Who is the real winner, he would wonder, in this all-out, no-holds-barred fight between Rhea Chakraborty and the family of Sushant. The former has been vilified enough by a section of the media. According to public perception, a creation of a sustained campaign, she is guilty of if not murder then of abetting suicide. Or, at least driving him astray. However, the collateral damage to the family of the actor has been substantial if not equal too. Dirty details about his near ones have started emerging. Rhea alleged one of the sisters of getting drunk and groping her. A discussion on television revealed one sister being part of parties where drugs were probably consumed. There are hints that not all was hunky-dory between Sushant and his family, say reports. All of this maybe false, but they certainly rob the family of the dignity it deserves.

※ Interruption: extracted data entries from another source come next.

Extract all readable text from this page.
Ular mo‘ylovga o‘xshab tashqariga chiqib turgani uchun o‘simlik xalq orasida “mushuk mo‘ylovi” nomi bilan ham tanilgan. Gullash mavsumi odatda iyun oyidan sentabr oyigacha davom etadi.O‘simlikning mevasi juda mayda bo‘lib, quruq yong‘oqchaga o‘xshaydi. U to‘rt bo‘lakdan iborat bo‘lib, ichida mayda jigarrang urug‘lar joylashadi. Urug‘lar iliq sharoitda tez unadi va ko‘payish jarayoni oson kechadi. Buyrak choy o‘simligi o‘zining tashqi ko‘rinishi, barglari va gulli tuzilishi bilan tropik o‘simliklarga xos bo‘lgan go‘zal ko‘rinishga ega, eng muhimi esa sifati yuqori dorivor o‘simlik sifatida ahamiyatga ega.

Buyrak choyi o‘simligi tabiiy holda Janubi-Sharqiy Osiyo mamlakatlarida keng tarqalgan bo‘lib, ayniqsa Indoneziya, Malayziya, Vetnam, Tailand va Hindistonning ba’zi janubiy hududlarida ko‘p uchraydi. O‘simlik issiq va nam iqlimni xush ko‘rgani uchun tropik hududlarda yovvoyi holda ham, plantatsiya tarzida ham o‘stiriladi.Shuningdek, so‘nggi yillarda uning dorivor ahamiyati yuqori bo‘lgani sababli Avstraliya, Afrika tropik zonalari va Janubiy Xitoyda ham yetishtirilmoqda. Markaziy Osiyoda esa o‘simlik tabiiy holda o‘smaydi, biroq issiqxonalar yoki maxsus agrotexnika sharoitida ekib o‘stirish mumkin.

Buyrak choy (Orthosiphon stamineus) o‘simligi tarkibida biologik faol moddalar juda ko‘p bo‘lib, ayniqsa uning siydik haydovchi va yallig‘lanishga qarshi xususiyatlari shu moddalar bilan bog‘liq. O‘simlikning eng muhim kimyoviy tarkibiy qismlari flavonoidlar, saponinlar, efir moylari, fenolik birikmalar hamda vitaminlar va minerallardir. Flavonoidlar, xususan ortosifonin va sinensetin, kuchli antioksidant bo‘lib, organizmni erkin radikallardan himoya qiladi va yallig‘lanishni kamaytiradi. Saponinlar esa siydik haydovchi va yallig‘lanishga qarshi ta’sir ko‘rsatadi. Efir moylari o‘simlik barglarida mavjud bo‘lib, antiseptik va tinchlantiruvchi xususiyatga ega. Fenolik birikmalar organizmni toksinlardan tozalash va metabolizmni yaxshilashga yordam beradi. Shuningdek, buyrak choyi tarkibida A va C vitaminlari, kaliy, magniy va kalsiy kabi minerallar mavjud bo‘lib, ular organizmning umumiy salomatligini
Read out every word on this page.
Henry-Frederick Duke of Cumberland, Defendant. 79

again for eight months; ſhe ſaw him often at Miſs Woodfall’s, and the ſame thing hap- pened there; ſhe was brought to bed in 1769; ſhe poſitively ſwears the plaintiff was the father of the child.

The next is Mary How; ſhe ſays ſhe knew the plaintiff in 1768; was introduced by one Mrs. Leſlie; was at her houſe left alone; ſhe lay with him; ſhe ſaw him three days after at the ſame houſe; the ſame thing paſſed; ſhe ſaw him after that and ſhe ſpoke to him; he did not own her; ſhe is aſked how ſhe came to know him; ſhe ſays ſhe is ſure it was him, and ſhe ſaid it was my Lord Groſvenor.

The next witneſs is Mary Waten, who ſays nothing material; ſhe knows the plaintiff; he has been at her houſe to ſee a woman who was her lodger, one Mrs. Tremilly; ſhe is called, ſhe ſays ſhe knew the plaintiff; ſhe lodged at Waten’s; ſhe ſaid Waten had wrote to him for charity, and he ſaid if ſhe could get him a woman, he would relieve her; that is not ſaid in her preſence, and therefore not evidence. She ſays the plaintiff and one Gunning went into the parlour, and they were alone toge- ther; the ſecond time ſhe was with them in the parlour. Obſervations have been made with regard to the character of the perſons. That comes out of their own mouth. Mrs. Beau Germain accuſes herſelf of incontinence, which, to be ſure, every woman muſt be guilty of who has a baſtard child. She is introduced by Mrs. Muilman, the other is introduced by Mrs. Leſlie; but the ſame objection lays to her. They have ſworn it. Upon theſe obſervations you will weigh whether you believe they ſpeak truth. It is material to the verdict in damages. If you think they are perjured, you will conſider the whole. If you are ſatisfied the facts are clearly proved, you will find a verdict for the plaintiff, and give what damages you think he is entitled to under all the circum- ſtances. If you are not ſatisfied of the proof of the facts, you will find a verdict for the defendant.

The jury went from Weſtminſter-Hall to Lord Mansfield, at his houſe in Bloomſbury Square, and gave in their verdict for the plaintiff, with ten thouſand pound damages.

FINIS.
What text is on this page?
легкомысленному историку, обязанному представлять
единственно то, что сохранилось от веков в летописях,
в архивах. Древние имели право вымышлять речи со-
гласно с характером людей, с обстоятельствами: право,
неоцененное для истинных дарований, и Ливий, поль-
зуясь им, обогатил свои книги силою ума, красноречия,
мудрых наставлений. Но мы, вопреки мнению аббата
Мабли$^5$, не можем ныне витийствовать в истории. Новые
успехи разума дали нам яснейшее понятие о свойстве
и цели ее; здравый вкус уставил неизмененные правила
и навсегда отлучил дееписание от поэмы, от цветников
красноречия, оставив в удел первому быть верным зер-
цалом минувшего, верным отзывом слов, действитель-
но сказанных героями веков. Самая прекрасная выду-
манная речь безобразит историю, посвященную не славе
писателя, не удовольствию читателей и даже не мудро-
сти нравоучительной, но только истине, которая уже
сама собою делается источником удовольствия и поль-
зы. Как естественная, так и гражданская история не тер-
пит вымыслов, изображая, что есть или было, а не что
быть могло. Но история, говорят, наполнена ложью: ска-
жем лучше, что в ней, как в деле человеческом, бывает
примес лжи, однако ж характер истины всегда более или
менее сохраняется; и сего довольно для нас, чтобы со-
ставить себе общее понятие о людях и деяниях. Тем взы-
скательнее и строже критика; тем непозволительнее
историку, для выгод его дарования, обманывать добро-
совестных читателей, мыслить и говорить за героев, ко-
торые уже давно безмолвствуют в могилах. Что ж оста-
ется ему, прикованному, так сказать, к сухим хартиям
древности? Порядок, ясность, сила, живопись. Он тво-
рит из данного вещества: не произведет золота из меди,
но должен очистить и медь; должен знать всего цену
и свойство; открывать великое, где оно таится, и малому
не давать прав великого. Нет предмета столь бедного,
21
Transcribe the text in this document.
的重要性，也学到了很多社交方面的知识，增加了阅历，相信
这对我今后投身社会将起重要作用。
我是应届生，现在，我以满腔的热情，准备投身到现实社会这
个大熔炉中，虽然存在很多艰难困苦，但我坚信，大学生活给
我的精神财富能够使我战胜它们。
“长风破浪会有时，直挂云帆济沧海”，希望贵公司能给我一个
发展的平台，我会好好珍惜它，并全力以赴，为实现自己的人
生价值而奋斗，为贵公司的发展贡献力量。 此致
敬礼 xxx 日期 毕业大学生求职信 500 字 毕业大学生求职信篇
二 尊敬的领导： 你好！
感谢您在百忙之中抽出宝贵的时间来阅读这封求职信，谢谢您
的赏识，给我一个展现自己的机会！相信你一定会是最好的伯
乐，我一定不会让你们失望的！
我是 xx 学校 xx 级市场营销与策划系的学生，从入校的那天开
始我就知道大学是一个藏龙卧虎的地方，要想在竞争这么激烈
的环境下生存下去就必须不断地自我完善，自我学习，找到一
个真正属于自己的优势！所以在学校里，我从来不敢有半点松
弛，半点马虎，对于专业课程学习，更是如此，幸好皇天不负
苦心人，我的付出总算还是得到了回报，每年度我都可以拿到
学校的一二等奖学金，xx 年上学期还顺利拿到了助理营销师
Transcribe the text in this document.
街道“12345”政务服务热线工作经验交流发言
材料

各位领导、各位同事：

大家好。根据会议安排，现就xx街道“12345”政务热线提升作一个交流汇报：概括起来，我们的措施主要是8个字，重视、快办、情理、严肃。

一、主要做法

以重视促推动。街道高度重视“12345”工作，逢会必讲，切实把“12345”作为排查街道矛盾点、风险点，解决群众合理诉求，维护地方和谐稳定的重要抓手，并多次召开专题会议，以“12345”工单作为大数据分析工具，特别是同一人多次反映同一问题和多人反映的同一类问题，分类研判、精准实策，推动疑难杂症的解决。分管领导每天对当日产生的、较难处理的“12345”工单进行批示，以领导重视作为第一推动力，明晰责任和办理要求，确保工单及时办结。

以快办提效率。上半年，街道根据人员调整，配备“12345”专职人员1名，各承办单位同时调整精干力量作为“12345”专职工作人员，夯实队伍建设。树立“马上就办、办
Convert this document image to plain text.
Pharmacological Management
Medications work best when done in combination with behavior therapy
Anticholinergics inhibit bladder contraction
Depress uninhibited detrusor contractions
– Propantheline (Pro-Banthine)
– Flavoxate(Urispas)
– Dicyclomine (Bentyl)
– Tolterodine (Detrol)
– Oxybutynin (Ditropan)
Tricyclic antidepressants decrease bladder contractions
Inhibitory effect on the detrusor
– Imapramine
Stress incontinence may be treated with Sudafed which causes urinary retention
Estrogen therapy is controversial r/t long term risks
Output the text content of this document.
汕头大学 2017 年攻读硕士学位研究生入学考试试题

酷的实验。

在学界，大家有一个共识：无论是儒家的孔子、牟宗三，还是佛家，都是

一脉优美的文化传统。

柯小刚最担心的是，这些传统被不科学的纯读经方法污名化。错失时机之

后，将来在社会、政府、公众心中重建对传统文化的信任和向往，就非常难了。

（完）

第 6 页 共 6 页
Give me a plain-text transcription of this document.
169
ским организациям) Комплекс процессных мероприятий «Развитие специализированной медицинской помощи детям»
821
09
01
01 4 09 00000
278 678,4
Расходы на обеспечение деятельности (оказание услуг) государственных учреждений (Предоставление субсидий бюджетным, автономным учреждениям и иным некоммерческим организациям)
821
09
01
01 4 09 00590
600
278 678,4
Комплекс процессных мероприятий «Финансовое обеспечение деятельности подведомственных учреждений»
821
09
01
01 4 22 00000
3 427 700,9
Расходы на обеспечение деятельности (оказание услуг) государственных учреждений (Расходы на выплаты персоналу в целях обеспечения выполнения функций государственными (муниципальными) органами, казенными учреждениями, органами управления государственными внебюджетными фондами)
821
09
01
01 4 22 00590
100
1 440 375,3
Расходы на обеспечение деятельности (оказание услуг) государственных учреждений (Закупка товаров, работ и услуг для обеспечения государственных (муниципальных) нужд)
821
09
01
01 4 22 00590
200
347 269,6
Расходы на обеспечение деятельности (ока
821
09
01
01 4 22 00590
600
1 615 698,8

Byomkesh would find the disrespect to the memory of the dead actor revolting. The media say he was an intelligent man with varied interests. They also say he was so naive that he had no inkling that he was being fleeced by his girlfriend and his family. A person who struggled his way up in Hindi cinema and proved himself was deeply upset at the simple fact of not being invited to filmy parties. It now emerges that he and his friends could have dabbled with drugs. The revelations, even if they are with no merit, does no good to the memory of the man, whom the world would like to remember as a fine actor and an amiable young man whose life ended too early.
So, he would wonder, who is winning if the central players on both sides are losing in terms of respectability, and even credibility? Well, he would need to understand the TRP game in television media better to unravel that. Also, he would need to find out people with little connection to Sushant who are enhancing their public profile by clever use of his death.
When he discovers the ugly reality that the brouhaha over Sushant’s death is not about Sushant at all, but about something else, Byomkesh would recuse himself from the whole matter.